Drake was told last week that the school district doesn't have the roughly $35,000 needed to provide about 50 jobs for teens who would have started work this week. Twenty-eight participated last year. For 22, it would have been their first job.
"The money we thought we had, we didn't have at all," Drake said. "I was heartbroken."
In past years, Drake had an informal agreement with the district, and school officials always found the money, Superintendent Bryan Blavatt said.
But there isn't a line item in the current year's budget for the program, Blavatt said. For a district scrounging to save every dollar to carry over to next year's budget and avoid teacher cuts, there simply isn't anything to spare.
"I'd love to help, but I've got to follow the law, and if it wasn't written into our budget, how can I do it?" Blavatt said.
Blavatt said the district would try to work with Drake and offer support next year after assessing the coffers.
Drake said he understands that. After all, he has a front-row seat to the district's budget woes. He is in his 30th year in the maintenance department and knows the struggle of doing more with less.
The County Commission and Hernando County Sheriff's Office, once reliable START participants, had already bowed out because of budget issues. Drake was unable to find other employers to participate, so the school district was Drake's last hope.
That means teens like James, who would have worked her fourth year with START, are now getting a late start looking for work in a still-sputtering economy and a tough summer job market. She has spent the last week applying for jobs at places like Dollar Tree, Winn-Dixie, McDonald's, Sears, Walmart and Sam's Club.
"They haven't called back," she said.
Katherine Duguid, 17, just graduated from Springstead High School and will head to the University of Florida in the fall. She planned to put aside her earnings for spending money during the school year.
Now she is looking for babystitting jobs as she awaits word from Target about her application.
"It's really disappointing," Duguid said. "This opportunity was the bright moment of 'I'm going to have a job this summer.' "
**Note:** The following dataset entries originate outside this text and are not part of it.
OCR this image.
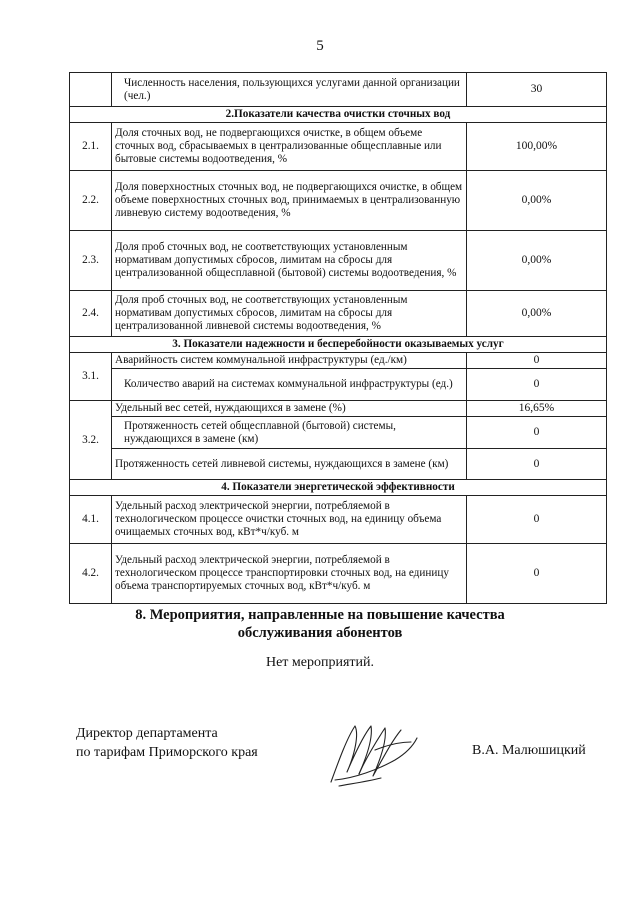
5
	Численность населения, пользующихся услугами данной организации (чел.)	30
2.Показатели качества очистки сточных вод		
2.1.	Доля сточных вод, не подвергающихся очистке, в общем объеме сточных вод, сбрасываемых в централизованные общесплавные или бытовые системы водоотведения, %	100,00%
2.2.	Доля поверхностных сточных вод, не подвергающихся очистке, в общем объеме поверхностных сточных вод, принимаемых в централизованную ливневую систему водоотведения, %	0,00%
2.3.	Доля проб сточных вод, не соответствующих установленным нормативам допустимых сбросов, лимитам на сбросы для централизованной общесплавной (бытовой) системы водоотведения, %	0,00%
2.4.	Доля проб сточных вод, не соответствующих установленным нормативам допустимых сбросов, лимитам на сбросы для централизованной ливневой системы водоотведения, %	0,00%
3. Показатели надежности и бесперебойности оказываемых услуг		
3.1.	Аварийность систем коммунальной инфраструктуры (ед./км)	0
	Количество аварий на системах коммунальной инфраструктуры (ед.)	0
3.2.	Удельный вес сетей, нуждающихся в замене (%)	16,65%
	Протяженность сетей общесплавной (бытовой) системы, нуждающихся в замене (км)	0
	Протяженность сетей ливневой системы, нуждающихся в замене (км)	0
4. Показатели энергетической эффективности		
4.1.	Удельный расход электрической энергии, потребляемой в технологическом процессе очистки сточных вод, на единицу объема очищаемых сточных вод, кВт*ч/куб. м	0
4.2.	Удельный расход электрической энергии, потребляемой в технологическом процессе транспортировки сточных вод, на единицу объема транспортируемых сточных вод, кВт*ч/куб. м	0
8. Мероприятия, направленные на повышение качества
обслуживания абонентов
Нет мероприятий.
Директор департамента
по тарифам Приморского края	В.А. Малюшицкий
As START administrator, Drake required students to keep a log of the work they did and would check with their supervisors to see how they were doing. In 14 years, only one student had to be let go for not following the rules, he said.
Drake is registering as a non-profit, 501c3 organization so he can solicit donations and try to secure grants. The goal is to raise money to offset the costs to employers.
Though he is still holding onto hope that he can salvage the program this summer, his plan is to come back strong next year.
"It's a desperate need for our young people," he said. "The children really want to work."